Mindfulness-based Stress Reduction Techniques

A Mind-body therapeutic approach called Mindfulness-based stress reduction (MBSR) will teach Sandra how to reduce her stress-related symptoms of FM.  This practice integrates mindfulness meditation, in addition to, complementary Mind-body therapies such as body scanning, hypnosis, reflexology and several other relaxation techniques (Chadi et al. 2016).  MBSR focuses on calming your emotional- related brain activity, which has been linked to the reduction of pain, stress and anxiety, through increased self-awareness and body sensations (Cash et al., 2015).  According to Koçak & Kurt (2017), MBSR provides effective treatment for treating symptoms related to FM and is frequently recommended as an alternative approach to traditional remedial therapies.   This teaching plan will teach MBSR techniques to Sandra and assist her in identifying stressful events, increasing her ADLs; by reducing symptoms of FM and the impact on the family. The Teaching Plan for this Family is in Appendix C of this paper.
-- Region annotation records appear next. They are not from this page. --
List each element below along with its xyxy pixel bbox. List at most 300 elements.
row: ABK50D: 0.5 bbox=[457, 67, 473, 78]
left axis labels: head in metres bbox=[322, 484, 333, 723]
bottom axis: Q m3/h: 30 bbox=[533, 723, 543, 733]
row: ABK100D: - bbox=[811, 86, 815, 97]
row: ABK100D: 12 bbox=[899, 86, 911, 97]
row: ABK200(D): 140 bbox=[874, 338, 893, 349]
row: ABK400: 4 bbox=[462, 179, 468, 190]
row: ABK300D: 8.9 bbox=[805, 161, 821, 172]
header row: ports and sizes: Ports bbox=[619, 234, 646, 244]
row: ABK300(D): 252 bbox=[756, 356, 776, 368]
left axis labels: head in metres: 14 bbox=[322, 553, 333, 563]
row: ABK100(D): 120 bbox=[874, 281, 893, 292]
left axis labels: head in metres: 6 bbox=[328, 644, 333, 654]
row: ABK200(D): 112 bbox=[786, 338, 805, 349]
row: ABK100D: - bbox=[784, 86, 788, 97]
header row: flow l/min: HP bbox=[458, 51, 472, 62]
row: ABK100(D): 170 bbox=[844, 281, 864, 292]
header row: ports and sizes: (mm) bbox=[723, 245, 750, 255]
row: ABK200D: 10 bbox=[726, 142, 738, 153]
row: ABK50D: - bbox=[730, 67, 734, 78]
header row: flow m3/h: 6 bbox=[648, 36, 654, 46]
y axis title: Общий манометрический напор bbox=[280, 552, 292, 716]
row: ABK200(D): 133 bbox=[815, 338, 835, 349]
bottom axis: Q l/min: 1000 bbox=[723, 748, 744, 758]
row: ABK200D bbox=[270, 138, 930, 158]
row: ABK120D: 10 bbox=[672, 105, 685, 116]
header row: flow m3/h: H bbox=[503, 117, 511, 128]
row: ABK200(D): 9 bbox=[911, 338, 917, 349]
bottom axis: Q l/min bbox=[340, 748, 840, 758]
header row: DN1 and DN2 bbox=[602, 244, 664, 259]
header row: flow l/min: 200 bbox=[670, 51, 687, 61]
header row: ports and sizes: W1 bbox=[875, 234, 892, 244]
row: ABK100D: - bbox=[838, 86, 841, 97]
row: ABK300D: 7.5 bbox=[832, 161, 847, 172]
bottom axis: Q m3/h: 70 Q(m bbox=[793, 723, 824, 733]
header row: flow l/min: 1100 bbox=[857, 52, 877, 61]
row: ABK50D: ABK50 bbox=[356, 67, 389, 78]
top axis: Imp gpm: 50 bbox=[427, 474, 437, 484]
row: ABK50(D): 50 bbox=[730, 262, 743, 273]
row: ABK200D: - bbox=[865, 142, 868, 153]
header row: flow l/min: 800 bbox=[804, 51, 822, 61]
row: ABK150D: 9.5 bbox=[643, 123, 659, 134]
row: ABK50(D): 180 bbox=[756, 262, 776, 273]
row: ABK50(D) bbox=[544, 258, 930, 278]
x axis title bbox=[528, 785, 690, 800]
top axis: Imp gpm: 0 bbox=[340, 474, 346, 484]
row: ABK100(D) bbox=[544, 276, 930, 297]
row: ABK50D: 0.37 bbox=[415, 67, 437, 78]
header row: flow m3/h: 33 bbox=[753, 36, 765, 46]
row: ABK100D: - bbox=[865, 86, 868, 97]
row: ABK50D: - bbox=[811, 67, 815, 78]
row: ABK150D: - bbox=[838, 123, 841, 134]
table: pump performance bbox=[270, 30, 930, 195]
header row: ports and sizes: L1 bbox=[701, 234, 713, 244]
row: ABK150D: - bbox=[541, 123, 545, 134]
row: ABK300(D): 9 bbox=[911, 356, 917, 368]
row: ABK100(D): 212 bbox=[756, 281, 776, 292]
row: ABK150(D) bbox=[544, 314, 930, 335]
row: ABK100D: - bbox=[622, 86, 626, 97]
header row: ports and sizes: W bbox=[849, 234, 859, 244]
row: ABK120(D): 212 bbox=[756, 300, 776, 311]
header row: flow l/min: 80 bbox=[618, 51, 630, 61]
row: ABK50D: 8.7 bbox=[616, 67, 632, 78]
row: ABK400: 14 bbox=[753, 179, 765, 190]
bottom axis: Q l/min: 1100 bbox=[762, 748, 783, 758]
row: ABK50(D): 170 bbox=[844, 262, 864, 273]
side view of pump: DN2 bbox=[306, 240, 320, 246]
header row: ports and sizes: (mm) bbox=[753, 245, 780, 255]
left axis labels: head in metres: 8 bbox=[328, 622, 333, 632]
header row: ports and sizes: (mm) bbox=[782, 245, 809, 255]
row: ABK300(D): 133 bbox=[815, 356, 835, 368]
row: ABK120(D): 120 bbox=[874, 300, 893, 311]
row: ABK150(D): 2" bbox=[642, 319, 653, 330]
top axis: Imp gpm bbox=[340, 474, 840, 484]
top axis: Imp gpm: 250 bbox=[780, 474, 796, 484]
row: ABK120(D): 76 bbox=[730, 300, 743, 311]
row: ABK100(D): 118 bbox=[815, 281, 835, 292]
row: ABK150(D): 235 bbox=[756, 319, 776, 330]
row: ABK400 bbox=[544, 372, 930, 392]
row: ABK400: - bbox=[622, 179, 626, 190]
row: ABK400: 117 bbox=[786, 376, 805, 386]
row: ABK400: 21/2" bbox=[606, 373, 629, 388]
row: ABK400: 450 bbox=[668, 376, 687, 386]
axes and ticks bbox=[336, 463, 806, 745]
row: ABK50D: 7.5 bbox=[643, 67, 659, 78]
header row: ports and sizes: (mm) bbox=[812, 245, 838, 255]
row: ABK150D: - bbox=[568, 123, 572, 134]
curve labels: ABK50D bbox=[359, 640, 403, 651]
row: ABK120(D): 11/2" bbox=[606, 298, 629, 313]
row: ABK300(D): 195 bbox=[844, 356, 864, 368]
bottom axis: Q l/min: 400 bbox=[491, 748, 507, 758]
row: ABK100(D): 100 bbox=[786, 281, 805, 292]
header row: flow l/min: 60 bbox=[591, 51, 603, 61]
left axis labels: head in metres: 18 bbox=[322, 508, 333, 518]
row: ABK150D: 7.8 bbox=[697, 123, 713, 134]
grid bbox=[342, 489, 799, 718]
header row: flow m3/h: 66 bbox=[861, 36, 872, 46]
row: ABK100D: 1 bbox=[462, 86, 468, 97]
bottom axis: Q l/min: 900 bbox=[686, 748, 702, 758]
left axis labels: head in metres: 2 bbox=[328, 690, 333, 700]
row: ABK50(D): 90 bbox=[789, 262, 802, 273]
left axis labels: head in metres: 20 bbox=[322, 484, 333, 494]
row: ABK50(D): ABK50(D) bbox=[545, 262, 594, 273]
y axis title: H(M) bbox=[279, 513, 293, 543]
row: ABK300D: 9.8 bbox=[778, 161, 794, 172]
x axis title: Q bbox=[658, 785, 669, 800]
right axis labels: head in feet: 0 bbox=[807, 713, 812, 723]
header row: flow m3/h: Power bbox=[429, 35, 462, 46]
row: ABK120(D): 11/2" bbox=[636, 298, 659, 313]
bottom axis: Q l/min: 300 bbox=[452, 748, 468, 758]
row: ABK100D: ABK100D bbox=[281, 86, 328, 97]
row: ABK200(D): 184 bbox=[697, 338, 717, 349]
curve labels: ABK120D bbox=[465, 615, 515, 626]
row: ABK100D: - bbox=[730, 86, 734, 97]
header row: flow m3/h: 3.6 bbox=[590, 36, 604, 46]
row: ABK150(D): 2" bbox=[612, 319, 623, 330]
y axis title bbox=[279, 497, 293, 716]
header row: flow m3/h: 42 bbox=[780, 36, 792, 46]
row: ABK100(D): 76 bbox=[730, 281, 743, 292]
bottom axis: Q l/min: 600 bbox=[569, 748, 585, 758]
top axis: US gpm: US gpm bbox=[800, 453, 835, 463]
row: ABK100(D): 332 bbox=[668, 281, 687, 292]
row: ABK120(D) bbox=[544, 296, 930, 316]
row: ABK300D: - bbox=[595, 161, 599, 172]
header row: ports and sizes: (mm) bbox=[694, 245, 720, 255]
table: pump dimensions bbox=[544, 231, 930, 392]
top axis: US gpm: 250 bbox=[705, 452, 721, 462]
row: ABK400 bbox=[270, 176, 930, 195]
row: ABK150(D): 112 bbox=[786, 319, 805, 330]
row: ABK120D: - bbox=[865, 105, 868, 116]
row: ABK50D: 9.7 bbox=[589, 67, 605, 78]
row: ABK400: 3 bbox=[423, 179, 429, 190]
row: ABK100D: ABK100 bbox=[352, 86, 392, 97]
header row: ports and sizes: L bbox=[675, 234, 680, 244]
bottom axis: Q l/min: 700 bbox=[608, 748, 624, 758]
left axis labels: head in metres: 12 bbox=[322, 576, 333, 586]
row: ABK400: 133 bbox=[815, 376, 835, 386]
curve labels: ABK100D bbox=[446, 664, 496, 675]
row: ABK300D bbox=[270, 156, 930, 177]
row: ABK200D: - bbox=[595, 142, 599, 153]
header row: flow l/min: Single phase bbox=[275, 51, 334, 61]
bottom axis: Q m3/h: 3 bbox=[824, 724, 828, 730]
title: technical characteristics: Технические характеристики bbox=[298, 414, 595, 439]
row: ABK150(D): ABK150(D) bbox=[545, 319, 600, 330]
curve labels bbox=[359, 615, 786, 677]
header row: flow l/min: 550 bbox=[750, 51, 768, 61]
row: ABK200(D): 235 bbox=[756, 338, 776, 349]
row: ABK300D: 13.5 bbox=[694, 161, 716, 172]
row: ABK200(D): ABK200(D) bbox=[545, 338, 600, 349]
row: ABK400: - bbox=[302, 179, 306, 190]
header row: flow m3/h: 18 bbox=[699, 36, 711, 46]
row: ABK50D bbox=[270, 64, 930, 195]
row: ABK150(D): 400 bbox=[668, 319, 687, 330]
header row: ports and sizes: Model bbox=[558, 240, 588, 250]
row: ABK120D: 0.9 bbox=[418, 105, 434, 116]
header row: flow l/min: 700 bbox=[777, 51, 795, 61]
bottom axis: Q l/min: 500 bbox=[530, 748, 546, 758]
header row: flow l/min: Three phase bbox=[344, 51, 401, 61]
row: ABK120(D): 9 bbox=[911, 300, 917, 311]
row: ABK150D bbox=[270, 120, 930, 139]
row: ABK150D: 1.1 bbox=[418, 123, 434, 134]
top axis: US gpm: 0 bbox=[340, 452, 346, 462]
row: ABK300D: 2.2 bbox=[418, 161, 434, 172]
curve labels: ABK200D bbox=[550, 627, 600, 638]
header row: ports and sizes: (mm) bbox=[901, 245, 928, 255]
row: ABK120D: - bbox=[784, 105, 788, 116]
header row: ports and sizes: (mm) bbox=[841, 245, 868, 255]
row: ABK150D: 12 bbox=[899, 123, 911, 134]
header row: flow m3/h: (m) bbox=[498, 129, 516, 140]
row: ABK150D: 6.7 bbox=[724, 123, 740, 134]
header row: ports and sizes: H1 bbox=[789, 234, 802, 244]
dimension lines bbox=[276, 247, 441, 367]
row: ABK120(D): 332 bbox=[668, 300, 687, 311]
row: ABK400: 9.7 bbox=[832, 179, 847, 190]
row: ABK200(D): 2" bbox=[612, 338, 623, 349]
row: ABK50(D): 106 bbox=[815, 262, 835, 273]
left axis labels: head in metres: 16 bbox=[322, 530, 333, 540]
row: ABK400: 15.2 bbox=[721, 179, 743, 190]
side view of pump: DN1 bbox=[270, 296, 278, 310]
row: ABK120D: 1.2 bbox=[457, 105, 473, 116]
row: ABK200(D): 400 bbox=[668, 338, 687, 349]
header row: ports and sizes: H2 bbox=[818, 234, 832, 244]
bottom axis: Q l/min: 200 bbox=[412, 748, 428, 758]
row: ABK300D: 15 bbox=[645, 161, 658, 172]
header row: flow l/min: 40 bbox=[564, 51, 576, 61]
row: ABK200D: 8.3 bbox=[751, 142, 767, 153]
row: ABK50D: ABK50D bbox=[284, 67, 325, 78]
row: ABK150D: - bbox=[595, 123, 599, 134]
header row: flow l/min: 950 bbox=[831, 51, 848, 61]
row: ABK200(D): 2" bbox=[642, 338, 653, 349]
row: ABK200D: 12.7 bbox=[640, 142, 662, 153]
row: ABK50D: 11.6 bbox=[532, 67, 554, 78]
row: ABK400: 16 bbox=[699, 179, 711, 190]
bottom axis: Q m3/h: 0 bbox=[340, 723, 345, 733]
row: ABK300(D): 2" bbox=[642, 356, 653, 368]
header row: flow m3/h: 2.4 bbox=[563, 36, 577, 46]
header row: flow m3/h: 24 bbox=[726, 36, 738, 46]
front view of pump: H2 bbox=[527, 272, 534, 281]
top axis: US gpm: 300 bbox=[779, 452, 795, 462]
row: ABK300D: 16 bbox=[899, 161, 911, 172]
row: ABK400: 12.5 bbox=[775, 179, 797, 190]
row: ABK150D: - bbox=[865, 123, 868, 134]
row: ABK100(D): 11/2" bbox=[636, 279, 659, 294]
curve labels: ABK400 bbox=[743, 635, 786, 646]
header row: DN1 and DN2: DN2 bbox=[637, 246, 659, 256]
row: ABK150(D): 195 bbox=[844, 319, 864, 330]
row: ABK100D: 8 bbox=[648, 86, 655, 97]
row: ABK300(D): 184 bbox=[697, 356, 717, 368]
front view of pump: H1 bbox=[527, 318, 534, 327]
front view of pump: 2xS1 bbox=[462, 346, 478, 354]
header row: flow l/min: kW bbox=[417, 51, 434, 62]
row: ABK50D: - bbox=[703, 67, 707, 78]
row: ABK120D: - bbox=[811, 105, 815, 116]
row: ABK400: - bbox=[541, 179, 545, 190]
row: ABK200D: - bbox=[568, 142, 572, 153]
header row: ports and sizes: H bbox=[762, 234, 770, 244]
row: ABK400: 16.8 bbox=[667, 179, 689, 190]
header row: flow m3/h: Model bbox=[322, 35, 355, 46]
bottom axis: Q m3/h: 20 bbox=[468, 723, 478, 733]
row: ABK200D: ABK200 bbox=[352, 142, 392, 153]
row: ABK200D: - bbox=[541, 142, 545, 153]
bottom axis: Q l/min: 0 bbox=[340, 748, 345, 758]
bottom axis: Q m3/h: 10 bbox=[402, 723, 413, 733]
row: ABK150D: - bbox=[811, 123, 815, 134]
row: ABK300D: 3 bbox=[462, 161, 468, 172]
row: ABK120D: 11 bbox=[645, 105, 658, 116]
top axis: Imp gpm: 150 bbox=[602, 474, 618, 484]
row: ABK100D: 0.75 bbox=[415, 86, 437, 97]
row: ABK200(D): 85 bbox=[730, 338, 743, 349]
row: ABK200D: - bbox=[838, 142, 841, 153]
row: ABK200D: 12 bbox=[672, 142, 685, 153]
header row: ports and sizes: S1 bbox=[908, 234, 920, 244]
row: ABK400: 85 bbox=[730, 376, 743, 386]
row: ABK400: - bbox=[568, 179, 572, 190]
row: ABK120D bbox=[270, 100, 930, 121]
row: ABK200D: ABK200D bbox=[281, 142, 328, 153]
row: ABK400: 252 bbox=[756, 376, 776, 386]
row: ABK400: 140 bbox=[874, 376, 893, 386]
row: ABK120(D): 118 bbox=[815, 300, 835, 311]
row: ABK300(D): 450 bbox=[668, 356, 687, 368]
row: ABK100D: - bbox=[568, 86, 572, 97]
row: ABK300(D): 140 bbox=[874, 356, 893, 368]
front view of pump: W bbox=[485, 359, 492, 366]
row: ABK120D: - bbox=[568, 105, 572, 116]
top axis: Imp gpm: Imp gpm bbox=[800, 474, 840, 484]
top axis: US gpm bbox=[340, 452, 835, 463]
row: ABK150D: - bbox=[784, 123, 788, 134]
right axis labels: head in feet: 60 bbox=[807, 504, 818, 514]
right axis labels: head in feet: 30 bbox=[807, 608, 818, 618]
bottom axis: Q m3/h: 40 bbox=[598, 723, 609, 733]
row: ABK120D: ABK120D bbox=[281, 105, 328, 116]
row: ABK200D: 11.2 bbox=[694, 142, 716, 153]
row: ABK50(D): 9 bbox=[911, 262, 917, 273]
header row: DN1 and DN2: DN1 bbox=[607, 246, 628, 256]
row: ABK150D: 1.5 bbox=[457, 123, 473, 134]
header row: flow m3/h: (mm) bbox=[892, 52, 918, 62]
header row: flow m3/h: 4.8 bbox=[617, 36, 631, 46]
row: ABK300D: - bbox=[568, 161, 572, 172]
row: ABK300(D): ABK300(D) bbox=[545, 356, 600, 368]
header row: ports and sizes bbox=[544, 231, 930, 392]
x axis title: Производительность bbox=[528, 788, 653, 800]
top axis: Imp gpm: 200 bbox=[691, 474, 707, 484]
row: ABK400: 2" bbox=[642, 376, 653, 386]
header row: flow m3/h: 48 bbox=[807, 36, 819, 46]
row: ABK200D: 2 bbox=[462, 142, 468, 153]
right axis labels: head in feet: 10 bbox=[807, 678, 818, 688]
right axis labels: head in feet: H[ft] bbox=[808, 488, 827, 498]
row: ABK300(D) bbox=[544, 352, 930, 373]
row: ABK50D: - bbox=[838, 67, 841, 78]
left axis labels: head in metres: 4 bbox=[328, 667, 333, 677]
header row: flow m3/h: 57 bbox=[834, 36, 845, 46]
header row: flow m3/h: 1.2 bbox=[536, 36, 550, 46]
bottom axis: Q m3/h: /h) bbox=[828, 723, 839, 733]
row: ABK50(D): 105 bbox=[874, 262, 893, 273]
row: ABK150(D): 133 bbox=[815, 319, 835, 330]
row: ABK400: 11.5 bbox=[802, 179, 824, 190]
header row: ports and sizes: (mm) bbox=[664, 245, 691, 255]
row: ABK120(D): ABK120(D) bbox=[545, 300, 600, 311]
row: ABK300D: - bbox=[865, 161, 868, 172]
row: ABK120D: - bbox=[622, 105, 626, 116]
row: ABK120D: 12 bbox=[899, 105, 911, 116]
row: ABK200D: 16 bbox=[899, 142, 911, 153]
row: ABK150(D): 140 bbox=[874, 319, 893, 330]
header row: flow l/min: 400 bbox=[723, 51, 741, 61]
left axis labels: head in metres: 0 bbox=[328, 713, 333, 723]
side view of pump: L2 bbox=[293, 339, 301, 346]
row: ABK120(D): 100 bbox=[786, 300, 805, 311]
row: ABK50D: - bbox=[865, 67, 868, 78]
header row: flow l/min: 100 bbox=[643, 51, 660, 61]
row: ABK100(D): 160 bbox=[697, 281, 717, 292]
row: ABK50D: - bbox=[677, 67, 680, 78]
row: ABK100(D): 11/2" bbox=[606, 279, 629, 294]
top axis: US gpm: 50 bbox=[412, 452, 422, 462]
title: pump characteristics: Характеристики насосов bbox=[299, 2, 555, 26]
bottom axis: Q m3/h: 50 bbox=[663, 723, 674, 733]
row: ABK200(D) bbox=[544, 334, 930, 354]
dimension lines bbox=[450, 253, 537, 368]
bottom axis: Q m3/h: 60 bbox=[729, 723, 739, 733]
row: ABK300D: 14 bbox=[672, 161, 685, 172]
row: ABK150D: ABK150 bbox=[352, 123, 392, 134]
In conclusion, the CFAM Model has been used to assess the Roger’s family.  Although the family assessment and interventions in this paper are just a current snapshot of the Roger’s family the CFAM and CFIM has allowed the nurse to recognize, interpret and implement change strategies for the family to promote positive family outcomes (Wright & Leahy, 2013).  The Roger’s family have a strong family bond based on good communication and an excellent relationship.  The Roger’s family identified their strengths as respect and love for one another and their weaknesses as ineffective stress management and decreased ADLs related to Sandra’s recent diagnosis of FM. Nursing diagnoses were developed to address some of the family concerns.  The nursing diagnoses were: deficient knowledge related to Sandra’s current diagnosis and Ineffective Coping Strategies, which exacerbates symptoms of the disease process.  In the area of health promotion, the CFIM Model was used to develop family centred interventions.  Both individual and family strengths were commended, along with therapeutic communication maintained.  Finally, to assist in the family’s wellbeing, as well as a reduction in the symptoms of FM exacerbated by increased stress, a teaching plan was presented to Sandra.